Any woman who risks having unprotected sex with just one man is taking the incredible risk of exposure to all of his partners. Remember the partners you have had in the last 10 years; now think about what that means to you and your children, even those yet unborn.
It is widely assumed that women who get AIDS through sex are part of the drug culture. Indeed, 62% of women who acquire the virus heterosexually report that their partners injected drugs. But an increasing proportion of AIDS cases is being attributed to sexual contact with a man whose risk factors were unknown to the woman. This category has increased from 6% in 1985 to about 15% in 1991. Also increasing is the number of cases among women who report sexual contact with bisexual men; 9% fall into this category, and they tend to be older women, between 30 and 49.
I cannot stress enough the far-reaching, deadly consequences of drug abuse. Drug injection transmits HIV through blood in and on shared needles and syringes. This practice involves a two-fold risk: direct transmission through shared needles and sexual transmission from men who inject drugs. Alcohol, crack cocaine and other drugs alter judgment about sexual contact and may put users of these drugs at higher risk for infection.
We must stop taking chances and begin to take greater charge of our lives. We must take the initiative to protect our health, to shield ourselves and our children from all sexually transmitted diseases, including HIV.
The first step in prevention is being aware of the risks; then the challenge is to change behavior. This means refraining from sex altogether, or demanding and maintaining a truly monogamous relationship, or negotiating for safer sex through the use of condoms.

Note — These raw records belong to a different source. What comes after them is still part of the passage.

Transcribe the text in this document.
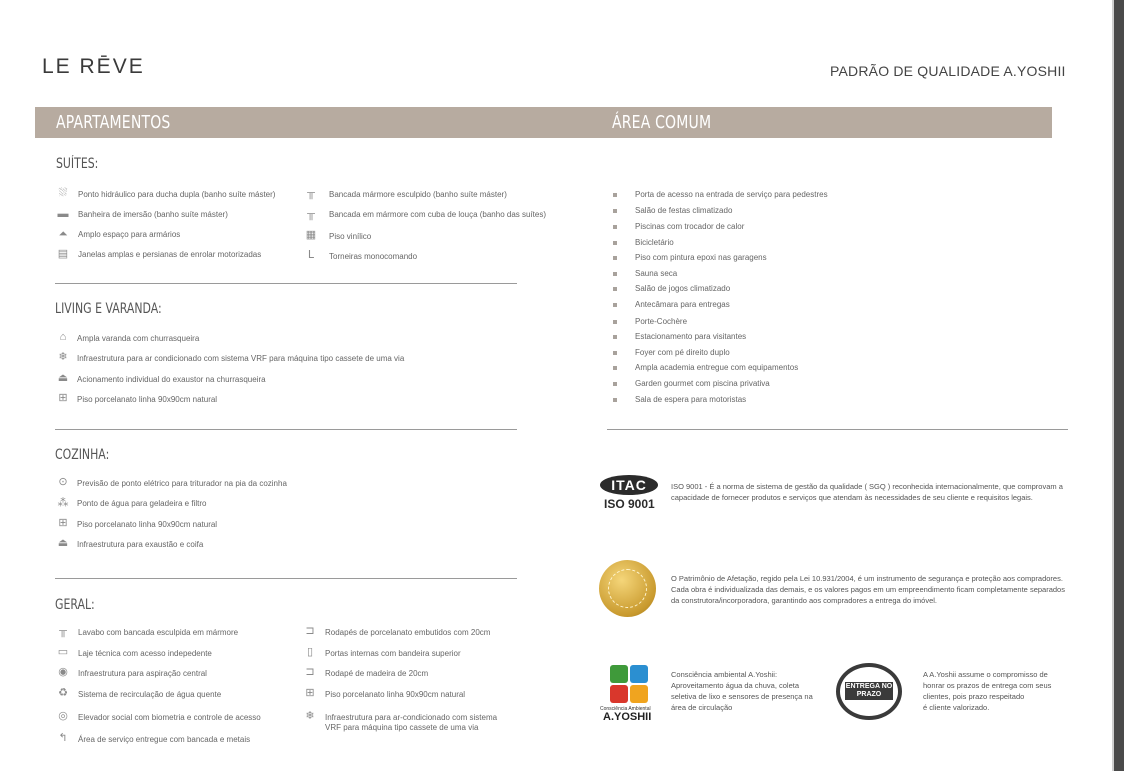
LE RĒVE	PADRÃO DE QUALIDADE A.YOSHII
APARTAMENTOS	ÁREA COMUM
SUÍTES:
⛆	Ponto hidráulico para ducha dupla (banho suíte máster)
▬ Banheira de imersão (banho suíte máster)
⏶	Amplo espaço para armários
▤ Janelas amplas e persianas de enrolar motorizadas
╥	Bancada mármore esculpido (banho suíte máster)
╥	Bancada em mármore com cuba de louça (banho das suítes)
▦ Piso vinílico
ᒪ	Torneiras monocomando
LIVING E VARANDA:
⌂	Ampla varanda com churrasqueira
❄ Infraestrutura para ar condicionado com sistema VRF para máquina tipo cassete de uma via
⏏ Acionamento individual do exaustor na churrasqueira
⊞ Piso porcelanato linha 90x90cm natural
COZINHA:
⊙ Previsão de ponto elétrico para triturador na pia da cozinha
⁂ Ponto de água para geladeira e filtro
⊞ Piso porcelanato linha 90x90cm natural
⏏ Infraestrutura para exaustão e coifa
GERAL:
╥	Lavabo com bancada esculpida em mármore
▭ Laje técnica com acesso indepedente
◉ Infraestrutura para aspiração central
♻ Sistema de recirculação de água quente
◎ Elevador social com biometria e controle de acesso
↰ Área de serviço entregue com bancada e metais
⊐ Rodapés de porcelanato embutidos com 20cm
▯	Portas internas com bandeira superior
⊐ Rodapé de madeira de 20cm
⊞ Piso porcelanato linha 90x90cm natural
❄ Infraestrutura para ar-condicionado com sistema
VRF para máquina tipo cassete de uma via
Porta de acesso na entrada de serviço para pedestres
Salão de festas climatizado
Piscinas com trocador de calor
Bicicletário
Piso com pintura epoxi nas garagens
Sauna seca
Salão de jogos climatizado
Antecâmara para entregas
Porte-Cochère
Estacionamento para visitantes
Foyer com pé direito duplo
Ampla academia entregue com equipamentos
Garden gourmet com piscina privativa
Sala de espera para motoristas
ITAC
ISO 9001
ISO 9001 - É a norma de sistema de gestão da qualidade ( SGQ ) reconhecida internacionalmente, que comprovam a
capacidade de fornecer produtos e serviços que atendam às necessidades de seu cliente e requisitos legais.
O Patrimônio de Afetação, regido pela Lei 10.931/2004, é um instrumento de segurança e proteção aos compradores.
Cada obra é individualizada das demais, e os valores pagos em um empreendimento ficam completamente separados
da construtora/incorporadora, garantindo aos compradores a entrega do imóvel.
Consciência Ambiental
A.YOSHII
Consciência ambiental A.Yoshii:
Aproveitamento água da chuva, coleta
seletiva de lixo e sensores de presença na
área de circulação
ENTREGA NO PRAZO
A A.Yoshii assume o compromisso de
honrar os prazos de entrega com seus
clientes, pois prazo respeitado
é cliente valorizado.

Taking such action can be very hard for some women. We have been telling sexually active women that abstinence works, and that those who cannot abstain should “change the rules†and insist that their partners wear condoms. But for women in some communities, this can seem impossible. We have also been telling women that monogamous sex with one uninfected partner is safe--but realistically speaking, can every woman be sure that she is in a truly monogamous relationship? Because of social, cultural and religious beliefs in some communities, women who insist on bargaining for their protection may be abandoned, abused or thrown out on the streets.
Of equal concern is the fact that many women, especially those associated with the drug culture, are not inclined to seek health services. In many cases, women’s inbred role of caretaker leads them to put others first. They may be diagnosed too late and thus appear to die faster.

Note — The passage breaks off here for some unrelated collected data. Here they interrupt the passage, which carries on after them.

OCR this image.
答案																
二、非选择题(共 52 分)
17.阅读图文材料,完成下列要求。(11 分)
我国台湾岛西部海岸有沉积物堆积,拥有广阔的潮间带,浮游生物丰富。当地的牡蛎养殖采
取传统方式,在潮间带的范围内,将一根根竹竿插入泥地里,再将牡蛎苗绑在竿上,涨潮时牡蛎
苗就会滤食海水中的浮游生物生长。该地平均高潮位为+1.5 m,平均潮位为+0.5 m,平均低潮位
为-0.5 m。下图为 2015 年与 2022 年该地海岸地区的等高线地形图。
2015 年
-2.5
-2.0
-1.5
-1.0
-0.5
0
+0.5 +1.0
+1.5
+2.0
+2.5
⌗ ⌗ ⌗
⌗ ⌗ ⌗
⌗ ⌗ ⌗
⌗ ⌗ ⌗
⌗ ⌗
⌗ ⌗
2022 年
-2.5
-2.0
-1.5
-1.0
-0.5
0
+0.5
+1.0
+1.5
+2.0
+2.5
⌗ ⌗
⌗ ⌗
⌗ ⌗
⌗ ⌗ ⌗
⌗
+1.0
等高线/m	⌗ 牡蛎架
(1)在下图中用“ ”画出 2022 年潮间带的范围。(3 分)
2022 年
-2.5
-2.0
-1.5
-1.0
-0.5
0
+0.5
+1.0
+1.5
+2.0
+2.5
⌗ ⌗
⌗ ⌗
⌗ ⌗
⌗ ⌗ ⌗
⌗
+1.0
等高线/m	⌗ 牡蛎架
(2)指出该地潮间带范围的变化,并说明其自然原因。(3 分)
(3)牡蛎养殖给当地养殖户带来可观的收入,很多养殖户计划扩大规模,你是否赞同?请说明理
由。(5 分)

AIDS diagnoses may also be complicated by the fact that women with HIV often present slightly different symptoms than men. Like their male counterparts, they suffer from diarrhea, weight loss and pneumocystis carinii pneumonia. In addition to these well-known AIDS manifestations, women with the virus are prone to gynecological disorders such as cervical dysplasia (abnormal cells of the cervix) and severe, difficult-to-treat yeast infections. Owing to these gender differences in the manifestation of the disease, I urge women to consult thoroughly with their health-care providers.

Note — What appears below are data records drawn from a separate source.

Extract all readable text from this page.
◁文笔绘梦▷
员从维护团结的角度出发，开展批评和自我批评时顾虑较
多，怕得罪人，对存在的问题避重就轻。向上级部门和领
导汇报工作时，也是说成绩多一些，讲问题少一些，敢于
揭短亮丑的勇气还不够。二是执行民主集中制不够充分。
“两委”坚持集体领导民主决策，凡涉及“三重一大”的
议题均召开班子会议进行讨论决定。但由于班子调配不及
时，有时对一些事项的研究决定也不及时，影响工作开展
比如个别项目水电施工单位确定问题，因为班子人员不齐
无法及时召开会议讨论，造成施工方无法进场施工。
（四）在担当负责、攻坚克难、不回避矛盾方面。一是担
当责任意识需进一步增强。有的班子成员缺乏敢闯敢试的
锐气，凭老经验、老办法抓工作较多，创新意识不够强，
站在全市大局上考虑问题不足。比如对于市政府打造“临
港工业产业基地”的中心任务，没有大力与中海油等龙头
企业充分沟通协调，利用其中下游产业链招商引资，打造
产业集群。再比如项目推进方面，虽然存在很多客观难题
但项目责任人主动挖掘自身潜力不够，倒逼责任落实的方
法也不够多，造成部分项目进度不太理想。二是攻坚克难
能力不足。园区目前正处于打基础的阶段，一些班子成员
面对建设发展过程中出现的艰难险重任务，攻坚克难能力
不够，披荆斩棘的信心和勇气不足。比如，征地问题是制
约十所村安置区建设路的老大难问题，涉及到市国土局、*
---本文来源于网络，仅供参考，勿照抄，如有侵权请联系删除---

Woman to woman, I urge each of you, in all sincerity, that if you have any reason to believe that you may have contracted HIV, the time to act is now: Contact your doctor or visit a public health clinic or testing site right away for counseling and testing.
And don’t panic. Remember, you are not alone. AIDS has become a women’s disease. Until there is a cure, we must encourage one another to do what is necessary to take care of ourselves. It is not egotistical to give our own health priority; it is life-affirming. In the face of AIDS, for once, put your own health first. Your family will have a lifetime to be glad you did.